Furthermore, in this woke new world, my professional experience was no longer relevant because of the race and gender I’d been assigned at birth. Despite having created tens of thousands of jobs, promoted women and minorities, and coached scores of entrepreneurs, I was deemed an “oppressor” in the catechism of “wokeism.” Furthermore, the penance for being raised in a “systemically racist” society — founded on millennia of Greek, Roman and Judeo-Christian antecedents, no less — was submission, and, if resisted, cancellation.
The reason behind such tyranny came into focus for me when Condolezza Rice, former secretary of state and current director of the Hoover Institution at Stanford, told me she’d shared with her students that the capture of Khalid Sheikh Mohammed (9/11’s architect) had felt like “having Erwin Rommel under lock and key.” The blank looks on the faces of her very bright students revealed that they had never heard of WWII’s famous Desert Fox.
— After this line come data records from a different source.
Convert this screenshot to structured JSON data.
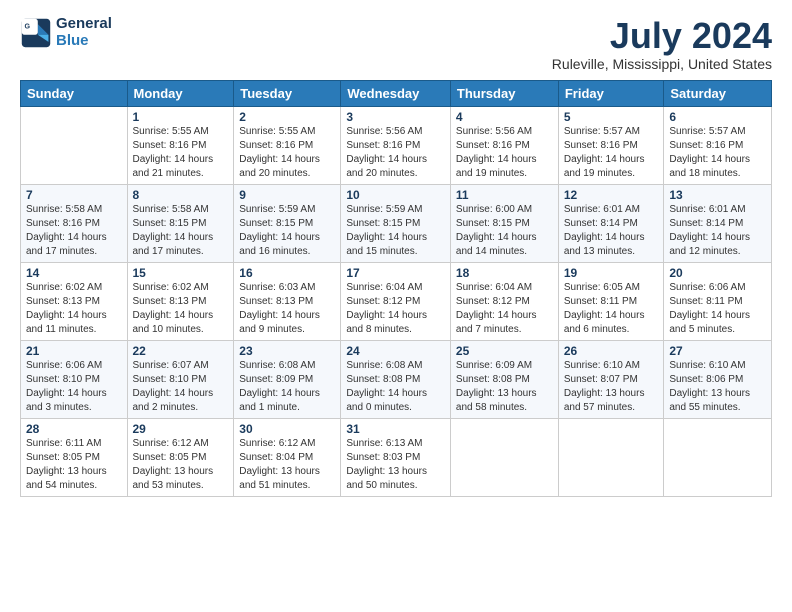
{
  "logo": {
    "general": "General",
    "blue": "Blue"
  },
  "title": "July 2024",
  "subtitle": "Ruleville, Mississippi, United States",
  "days_of_week": [
    "Sunday",
    "Monday",
    "Tuesday",
    "Wednesday",
    "Thursday",
    "Friday",
    "Saturday"
  ],
  "weeks": [
    [
      {
        "num": "",
        "info": ""
      },
      {
        "num": "1",
        "info": "Sunrise: 5:55 AM\nSunset: 8:16 PM\nDaylight: 14 hours\nand 21 minutes."
      },
      {
        "num": "2",
        "info": "Sunrise: 5:55 AM\nSunset: 8:16 PM\nDaylight: 14 hours\nand 20 minutes."
      },
      {
        "num": "3",
        "info": "Sunrise: 5:56 AM\nSunset: 8:16 PM\nDaylight: 14 hours\nand 20 minutes."
      },
      {
        "num": "4",
        "info": "Sunrise: 5:56 AM\nSunset: 8:16 PM\nDaylight: 14 hours\nand 19 minutes."
      },
      {
        "num": "5",
        "info": "Sunrise: 5:57 AM\nSunset: 8:16 PM\nDaylight: 14 hours\nand 19 minutes."
      },
      {
        "num": "6",
        "info": "Sunrise: 5:57 AM\nSunset: 8:16 PM\nDaylight: 14 hours\nand 18 minutes."
      }
    ],
    [
      {
        "num": "7",
        "info": "Sunrise: 5:58 AM\nSunset: 8:16 PM\nDaylight: 14 hours\nand 17 minutes."
      },
      {
        "num": "8",
        "info": "Sunrise: 5:58 AM\nSunset: 8:15 PM\nDaylight: 14 hours\nand 17 minutes."
      },
      {
        "num": "9",
        "info": "Sunrise: 5:59 AM\nSunset: 8:15 PM\nDaylight: 14 hours\nand 16 minutes."
      },
      {
        "num": "10",
        "info": "Sunrise: 5:59 AM\nSunset: 8:15 PM\nDaylight: 14 hours\nand 15 minutes."
      },
      {
        "num": "11",
        "info": "Sunrise: 6:00 AM\nSunset: 8:15 PM\nDaylight: 14 hours\nand 14 minutes."
      },
      {
        "num": "12",
        "info": "Sunrise: 6:01 AM\nSunset: 8:14 PM\nDaylight: 14 hours\nand 13 minutes."
      },
      {
        "num": "13",
        "info": "Sunrise: 6:01 AM\nSunset: 8:14 PM\nDaylight: 14 hours\nand 12 minutes."
      }
    ],
    [
      {
        "num": "14",
        "info": "Sunrise: 6:02 AM\nSunset: 8:13 PM\nDaylight: 14 hours\nand 11 minutes."
      },
      {
        "num": "15",
        "info": "Sunrise: 6:02 AM\nSunset: 8:13 PM\nDaylight: 14 hours\nand 10 minutes."
      },
      {
        "num": "16",
        "info": "Sunrise: 6:03 AM\nSunset: 8:13 PM\nDaylight: 14 hours\nand 9 minutes."
      },
      {
        "num": "17",
        "info": "Sunrise: 6:04 AM\nSunset: 8:12 PM\nDaylight: 14 hours\nand 8 minutes."
      },
      {
        "num": "18",
        "info": "Sunrise: 6:04 AM\nSunset: 8:12 PM\nDaylight: 14 hours\nand 7 minutes."
      },
      {
        "num": "19",
        "info": "Sunrise: 6:05 AM\nSunset: 8:11 PM\nDaylight: 14 hours\nand 6 minutes."
      },
      {
        "num": "20",
        "info": "Sunrise: 6:06 AM\nSunset: 8:11 PM\nDaylight: 14 hours\nand 5 minutes."
      }
    ],
    [
      {
        "num": "21",
        "info": "Sunrise: 6:06 AM\nSunset: 8:10 PM\nDaylight: 14 hours\nand 3 minutes."
      },
      {
        "num": "22",
        "info": "Sunrise: 6:07 AM\nSunset: 8:10 PM\nDaylight: 14 hours\nand 2 minutes."
      },
      {
        "num": "23",
        "info": "Sunrise: 6:08 AM\nSunset: 8:09 PM\nDaylight: 14 hours\nand 1 minute."
      },
      {
        "num": "24",
        "info": "Sunrise: 6:08 AM\nSunset: 8:08 PM\nDaylight: 14 hours\nand 0 minutes."
      },
      {
        "num": "25",
        "info": "Sunrise: 6:09 AM\nSunset: 8:08 PM\nDaylight: 13 hours\nand 58 minutes."
      },
      {
        "num": "26",
        "info": "Sunrise: 6:10 AM\nSunset: 8:07 PM\nDaylight: 13 hours\nand 57 minutes."
      },
      {
        "num": "27",
        "info": "Sunrise: 6:10 AM\nSunset: 8:06 PM\nDaylight: 13 hours\nand 55 minutes."
      }
    ],
    [
      {
        "num": "28",
        "info": "Sunrise: 6:11 AM\nSunset: 8:05 PM\nDaylight: 13 hours\nand 54 minutes."
      },
      {
        "num": "29",
        "info": "Sunrise: 6:12 AM\nSunset: 8:05 PM\nDaylight: 13 hours\nand 53 minutes."
      },
      {
        "num": "30",
        "info": "Sunrise: 6:12 AM\nSunset: 8:04 PM\nDaylight: 13 hours\nand 51 minutes."
      },
      {
        "num": "31",
        "info": "Sunrise: 6:13 AM\nSunset: 8:03 PM\nDaylight: 13 hours\nand 50 minutes."
      },
      {
        "num": "",
        "info": ""
      },
      {
        "num": "",
        "info": ""
      },
      {
        "num": "",
        "info": ""
      }
    ]
  ]
}
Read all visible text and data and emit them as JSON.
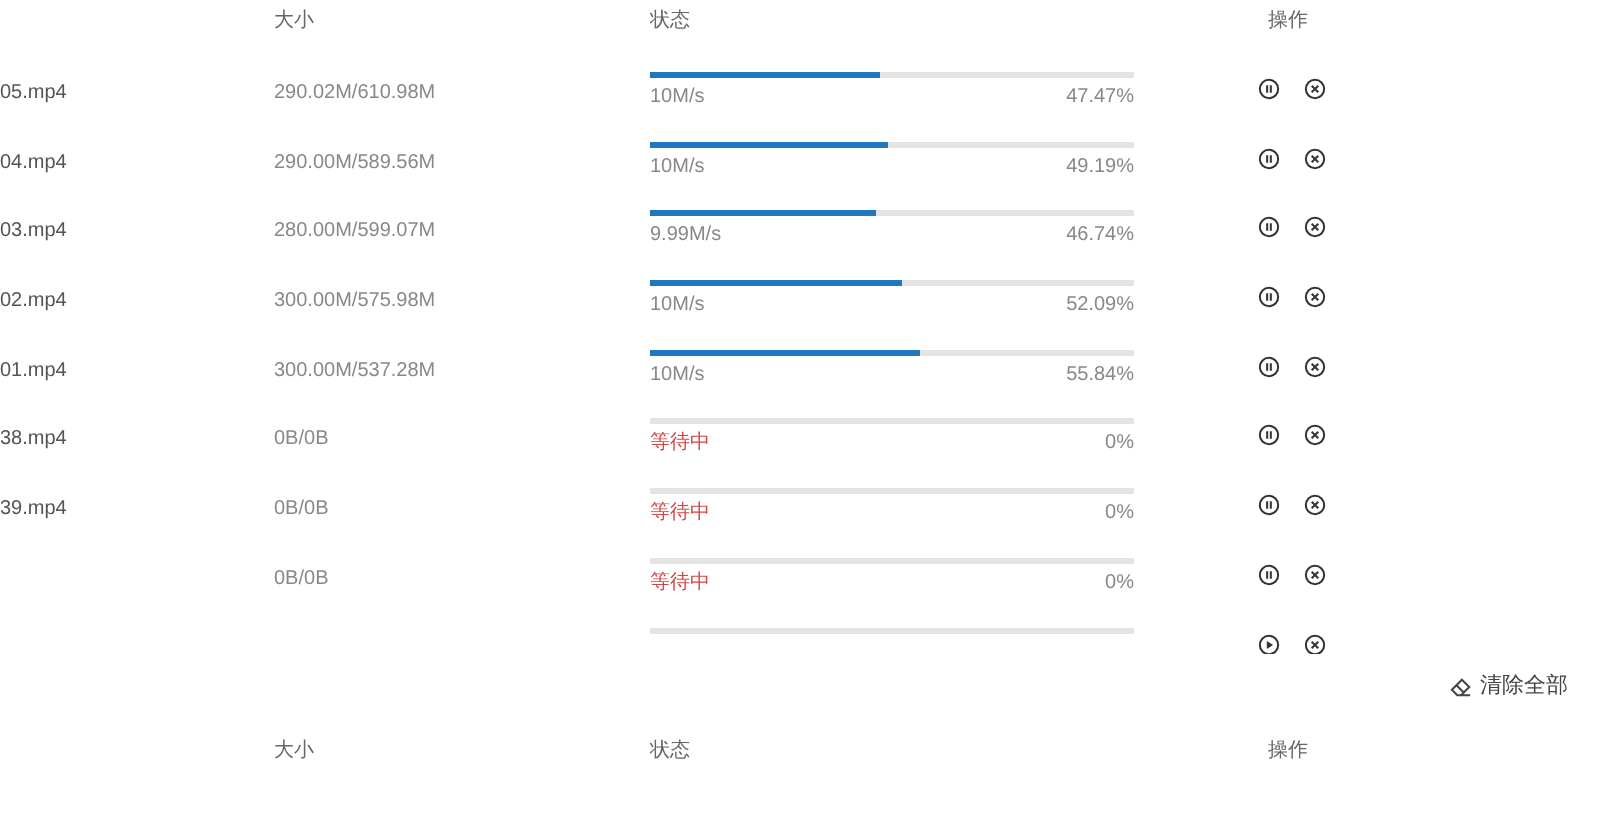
{
  "columns": [
    "大小",
    "状态",
    "操作"
  ],
  "rows": [
    {
      "name": "05.mp4",
      "size": "290.02M/610.98M",
      "kind": "speed",
      "status": "10M/s",
      "level": 0.4747,
      "percent": "47.47%",
      "paused": false
    },
    {
      "name": "04.mp4",
      "size": "290.00M/589.56M",
      "kind": "speed",
      "status": "10M/s",
      "level": 0.4919,
      "percent": "49.19%",
      "paused": false
    },
    {
      "name": "03.mp4",
      "size": "280.00M/599.07M",
      "kind": "speed",
      "status": "9.99M/s",
      "level": 0.4674,
      "percent": "46.74%",
      "paused": false
    },
    {
      "name": "02.mp4",
      "size": "300.00M/575.98M",
      "kind": "speed",
      "status": "10M/s",
      "level": 0.5209,
      "percent": "52.09%",
      "paused": false
    },
    {
      "name": "01.mp4",
      "size": "300.00M/537.28M",
      "kind": "speed",
      "status": "10M/s",
      "level": 0.5584,
      "percent": "55.84%",
      "paused": false
    },
    {
      "name": "38.mp4",
      "size": "0B/0B",
      "kind": "waiting",
      "status": "等待中",
      "level": 0,
      "percent": "0%",
      "paused": false
    },
    {
      "name": "39.mp4",
      "size": "0B/0B",
      "kind": "waiting",
      "status": "等待中",
      "level": 0,
      "percent": "0%",
      "paused": false
    },
    {
      "size": "0B/0B",
      "kind": "waiting",
      "status": "等待中",
      "level": 0,
      "percent": "0%",
      "paused": false
    },
    {
      "paused": true,
      "level": 0
    }
  ],
  "clear_all": "清除全部",
  "columns_2": [
    "大小",
    "状态",
    "操作"
  ]
}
Until then, I’d traced the enmity to activists like Jackson and Hannah-Jones. Now, I could see that it also stemmed from students having swapped an education for indoctrination. Those enlisted as social justice warriors had avoided the lessons of history, missed out on refining skills that might have allowed them to judge assertions and denied themselves the insights required to make wise trade-offs.
As the Washington Post reported in 2018, “Holocaust study: Two-thirds of millennials don’t know what Auschwitz is.” Which allows the Corbynization of the Democratic Party to continue apace.